Ada danzava, e la danza è stata la sua grande passione – questa anche, vissuta e studiata con animo ed esattezza (tra gli altri, un saggio del 1999 su “Le sacre du printemps”, brillante e acuto). Se il lavoro culturale la appassionava, lo svolgeva però con la disciplina e il necessario distacco che il possedere un altro fuoco le dava. La danza è stata maestra di misura e di passo nella vita, nelle prove molto dure affrontate con lo straordinario coraggio restituito nelle pagine di “Come d’aria”. Conobbi Daria, la figlia di Ada, in un luminoso pomeriggio di tanti anni fa nella loro bella casa all’Esquilino. La delicatezza e l’affetto con cui mi introdusse nella sua nuova tanto difficile vita, l’amore con cui mi presentò la figlia e mi permise di intrattenermi con loro per un breve prezioso momento, quello anche mi toccò il cuore, in un baleno e per sempre. Daria è figlia “magica”, come si legge nel libro, e quella magia la ricordo palpabile, nell’aria (tutto è fatto d’aria, in questa storia così triste).

 

Nel dramma, Ada D’Adamo è restata sino all’ultimo in dialogo con il mondo, un dialogo intriso di una fiducia densa di tali intelligenza e senso della realtà da creare ponti, dischiudere interstizi, stabilire possibilità di contatto concreto.

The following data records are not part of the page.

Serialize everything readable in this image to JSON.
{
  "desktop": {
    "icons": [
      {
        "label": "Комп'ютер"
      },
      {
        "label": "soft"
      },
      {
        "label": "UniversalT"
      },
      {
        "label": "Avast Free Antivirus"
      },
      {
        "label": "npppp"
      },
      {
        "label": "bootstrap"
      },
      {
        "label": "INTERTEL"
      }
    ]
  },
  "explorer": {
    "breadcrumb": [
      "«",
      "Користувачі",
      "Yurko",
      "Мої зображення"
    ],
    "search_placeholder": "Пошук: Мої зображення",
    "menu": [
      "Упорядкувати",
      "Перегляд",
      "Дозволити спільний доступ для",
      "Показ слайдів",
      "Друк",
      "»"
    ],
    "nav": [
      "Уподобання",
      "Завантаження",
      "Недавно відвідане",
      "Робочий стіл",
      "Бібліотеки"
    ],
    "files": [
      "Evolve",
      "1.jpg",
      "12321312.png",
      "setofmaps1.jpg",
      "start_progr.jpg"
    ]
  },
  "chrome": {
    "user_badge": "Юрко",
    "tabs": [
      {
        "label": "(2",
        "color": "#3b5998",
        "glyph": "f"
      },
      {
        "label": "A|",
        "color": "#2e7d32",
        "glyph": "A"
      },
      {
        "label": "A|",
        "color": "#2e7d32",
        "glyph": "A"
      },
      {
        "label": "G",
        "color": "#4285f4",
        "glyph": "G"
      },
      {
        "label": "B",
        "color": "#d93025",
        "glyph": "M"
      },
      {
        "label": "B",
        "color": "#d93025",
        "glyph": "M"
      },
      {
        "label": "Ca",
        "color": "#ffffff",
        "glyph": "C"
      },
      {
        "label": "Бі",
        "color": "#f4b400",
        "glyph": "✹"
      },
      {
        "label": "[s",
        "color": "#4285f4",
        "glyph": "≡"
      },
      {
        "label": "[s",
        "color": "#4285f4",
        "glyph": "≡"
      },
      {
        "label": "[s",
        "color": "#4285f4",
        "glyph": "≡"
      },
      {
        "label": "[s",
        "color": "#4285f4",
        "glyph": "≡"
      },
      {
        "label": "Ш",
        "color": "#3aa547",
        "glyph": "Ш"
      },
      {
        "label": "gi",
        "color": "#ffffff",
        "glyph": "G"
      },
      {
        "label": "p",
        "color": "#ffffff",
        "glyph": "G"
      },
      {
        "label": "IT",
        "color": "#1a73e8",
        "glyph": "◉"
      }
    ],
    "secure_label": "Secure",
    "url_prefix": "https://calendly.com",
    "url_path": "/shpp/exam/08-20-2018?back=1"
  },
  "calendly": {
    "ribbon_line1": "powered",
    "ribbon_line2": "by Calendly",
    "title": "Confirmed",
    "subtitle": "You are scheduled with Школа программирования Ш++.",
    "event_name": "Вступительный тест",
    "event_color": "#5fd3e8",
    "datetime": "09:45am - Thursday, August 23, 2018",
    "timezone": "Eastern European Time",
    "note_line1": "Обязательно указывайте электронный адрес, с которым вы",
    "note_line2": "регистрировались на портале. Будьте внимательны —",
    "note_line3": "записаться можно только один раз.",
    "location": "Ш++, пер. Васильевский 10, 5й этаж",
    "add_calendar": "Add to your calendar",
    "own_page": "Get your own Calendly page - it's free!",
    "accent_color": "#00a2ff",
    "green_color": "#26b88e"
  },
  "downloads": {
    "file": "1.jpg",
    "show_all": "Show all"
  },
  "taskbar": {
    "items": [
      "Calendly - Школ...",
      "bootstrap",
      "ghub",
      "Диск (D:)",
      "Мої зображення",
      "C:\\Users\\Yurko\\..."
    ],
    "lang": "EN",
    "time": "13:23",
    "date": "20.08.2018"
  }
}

Nella tragedia ha saputo non chiudersi, e questa anche resta una profonda lezione. I danzatori e i coreografi (lei tra di loro) conoscono le leggi di ogni flusso, l’alternarsi di intensità e di pause, di comunicazione e silenzio, di dolore e gioia. La pena, anche quella dell’estrema solitudine in cui come madre di una figlia disabile tante volte si è sentita confinata, Ada D’Adamo non l’ha rimossa, mai: neppure un momento. Fedele alla propria chiarezza mentale, lontana da enfasi, indulgenze o severità eccessive. Solo vera. Capace di quell’autenticità che ha saputo riverberare nella scrittura, e che rimarrà nella memoria di chi ha avuto la fortuna di conoscere Ada, e di quanti conosceranno il dono di leggerla.